Page 115 of Hate Wrecked

The media wasa whirlwind after we returned. We told them everything, shared details about our months on the island and the events that occurred after the men arrived.

In return, we were told the stories that were shared about us. I had never called home before my flight, but I had checked in. Due to a mix-up, the headcount was accurate for my flight. I was a ghost who never made it to their destination.

Rowan had been fighting with his mother about his career and his happiness. They hadn’t spoken in a month, so she didn’t know of his plan to take off to the atoll. A series of mistakes and miscommunications left us lost.

Butch, Chuck, and Domet spent time on the atoll. They had sailed there to plant marijuana on one of the southern islands. While they were there, a couple arrived. Captain Daniels was with the men. He had taken up with the wife—Cathy Verne—becoming obsessed with her. The husband became friends with Gerald. The Verne’s had sailed to Elderslie many times. When the husband found out about the affair and what the men were doing, he threatened to tell the authorities when they sailed home. Butch had killed him. Cathy became hysterical, and Captain Daniels choked her after finding out the other men had had their way with her over the weeks.

After they left, Chuck ended up in jail for a while due to a bar fight, delaying the men’s return to the island after Captain Daniel’s told them about his find in Hawaii. He had hoped to ransom Rowan to Desi, but when I stepped onto his boat, he thought he had a bigger prize.

I made up with my mother. I’d read her manuscript on the island—not the entire thing, because it hurt too much to see her as a real person, a bleeding soul like my own—but when I returned, I devoured the whole thing. I told her about Asa, how he’d come onto me in the laundry room. I told her how sorry I was for staying away for so long. She told me how sorry she was that she had lost herself for years.

I spent weeks at her new house, with my sisters, before going home to Katonah.

There was a bidding war for Rowan’s book about our time on the atoll. He resigned as my mother’s bodyguard and started writing with a fervor that I was entranced by. He let me read every page, let me help him, let me put music to the pages. The songs were only for us, but it opened me up.

I built a studio at the house in Katonah.. My mother told me she wanted the property to be mine permanently. It’s a relic of a life she had with my father, one that no longer fits her. But it fits me, completes me, brings me alive.

I renovated one of the rooms for Rowan—his own home office with a view of the land. It’s solid, no water for miles except the pond in the distance. Sometimes, I see him walk out there with Garfield, put his feet in the cold, and look into the sky.

One night, he comes in as dusk settles over the land. I’m on the front porch with a guitar, a notebook by my side, and Garfield curled up on the rug just past the front steps. Rowan takes his usual seat, the one next to mine. We often remain like that, two notebooks: one for lyrics, one for words the world will read.

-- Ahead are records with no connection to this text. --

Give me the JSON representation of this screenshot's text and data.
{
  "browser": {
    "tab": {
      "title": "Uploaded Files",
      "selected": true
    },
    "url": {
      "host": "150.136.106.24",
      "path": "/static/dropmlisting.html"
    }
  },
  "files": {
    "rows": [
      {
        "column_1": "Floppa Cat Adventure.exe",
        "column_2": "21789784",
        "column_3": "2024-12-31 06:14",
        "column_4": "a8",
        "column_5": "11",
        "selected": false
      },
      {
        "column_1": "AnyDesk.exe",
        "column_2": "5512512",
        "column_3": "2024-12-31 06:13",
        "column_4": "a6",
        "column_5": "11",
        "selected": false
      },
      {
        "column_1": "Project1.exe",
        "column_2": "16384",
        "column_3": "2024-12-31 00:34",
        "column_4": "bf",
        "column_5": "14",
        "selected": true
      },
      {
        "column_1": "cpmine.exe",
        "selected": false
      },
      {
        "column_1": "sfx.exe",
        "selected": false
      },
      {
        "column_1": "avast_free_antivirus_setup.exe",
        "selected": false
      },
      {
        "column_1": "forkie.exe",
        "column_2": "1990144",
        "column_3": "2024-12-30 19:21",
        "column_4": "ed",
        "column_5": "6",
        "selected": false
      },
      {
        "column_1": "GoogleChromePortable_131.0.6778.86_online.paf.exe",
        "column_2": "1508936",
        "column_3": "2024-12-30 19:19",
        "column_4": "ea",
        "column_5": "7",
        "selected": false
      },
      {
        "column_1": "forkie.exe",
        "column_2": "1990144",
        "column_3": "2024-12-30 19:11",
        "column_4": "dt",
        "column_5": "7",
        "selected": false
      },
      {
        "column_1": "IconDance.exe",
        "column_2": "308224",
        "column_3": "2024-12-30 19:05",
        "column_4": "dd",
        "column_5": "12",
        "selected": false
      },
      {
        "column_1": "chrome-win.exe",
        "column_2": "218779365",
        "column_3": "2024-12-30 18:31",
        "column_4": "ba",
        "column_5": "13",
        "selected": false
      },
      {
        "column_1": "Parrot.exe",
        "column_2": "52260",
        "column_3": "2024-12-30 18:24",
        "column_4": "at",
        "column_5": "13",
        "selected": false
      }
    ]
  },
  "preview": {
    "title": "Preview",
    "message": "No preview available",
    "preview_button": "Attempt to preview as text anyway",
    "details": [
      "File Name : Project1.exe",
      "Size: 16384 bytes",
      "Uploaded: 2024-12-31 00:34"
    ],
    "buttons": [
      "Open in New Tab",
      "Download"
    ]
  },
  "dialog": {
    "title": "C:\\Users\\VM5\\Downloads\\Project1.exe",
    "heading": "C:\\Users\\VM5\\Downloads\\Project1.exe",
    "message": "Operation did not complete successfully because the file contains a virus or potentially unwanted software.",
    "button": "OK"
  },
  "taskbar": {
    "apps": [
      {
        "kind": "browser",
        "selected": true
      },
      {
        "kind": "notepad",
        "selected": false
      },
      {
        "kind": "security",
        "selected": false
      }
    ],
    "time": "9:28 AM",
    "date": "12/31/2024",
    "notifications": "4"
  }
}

Sometimes we don’t do anything, just listen to Mazzy Star, or watch the stars shine in the quiet.

It isn’t the life I thought I would have. It’s the one I wanted, one that I thought about as I lay on the hood of my car with him, surrounded by too many sounds and too many lights. Haunted by a home that never felt like one.

When Rowan closes his eyes, I reach for him, threading my fingers with his.

“How’s it going?” I ask as Garfield paws at my knee.

I hear him swallow, catch him looking my way from the corner of my eye. He reaches over and rubs the cat’s head after he curls up in my lap. “Slow.”

I look him in the eye. “Is that bad?”

“No,” he smiles. “I like slow. I need slow.”

“Me too,” I answer.

He glances at my guitar. “And yours?”

“Slow.” I smile. “Slow and beautiful, and mine.”

He brings my hand to his lips and kisses the ring there. “You were right about this place, you know.”

“What about it?” I ask.

“It is a place for it.”

“For what?”

“For being happy.”

I laugh. “Didn’t believe me?”

The wrinkles around his eyes show when he smiles again, and I have never seen anything more beautiful. He’s all white teeth, shaking head, hand through his auburn hair. “There are less brutal places to start over,” he laughs. “And maybe I wanted to tempt fate.”

“Tempt fate to what?” I ask.

He turns my way, reaches for me. Garfield jumps down, and I move to Rowan, crawl into the chair with him. When his hand finds the fin necklace at my neck, I shiver. “Maybe not tempt fate. Maybe I wanted to beg it.”

I kiss him then, slow and sure, and when we become desperate, I pull away, pressing my forehead to his. “Beg it for?”

“Beg it for your love to wreck my heart in the best way. Even if I was foolish enough to think it was stone. That hate wrecked it first.”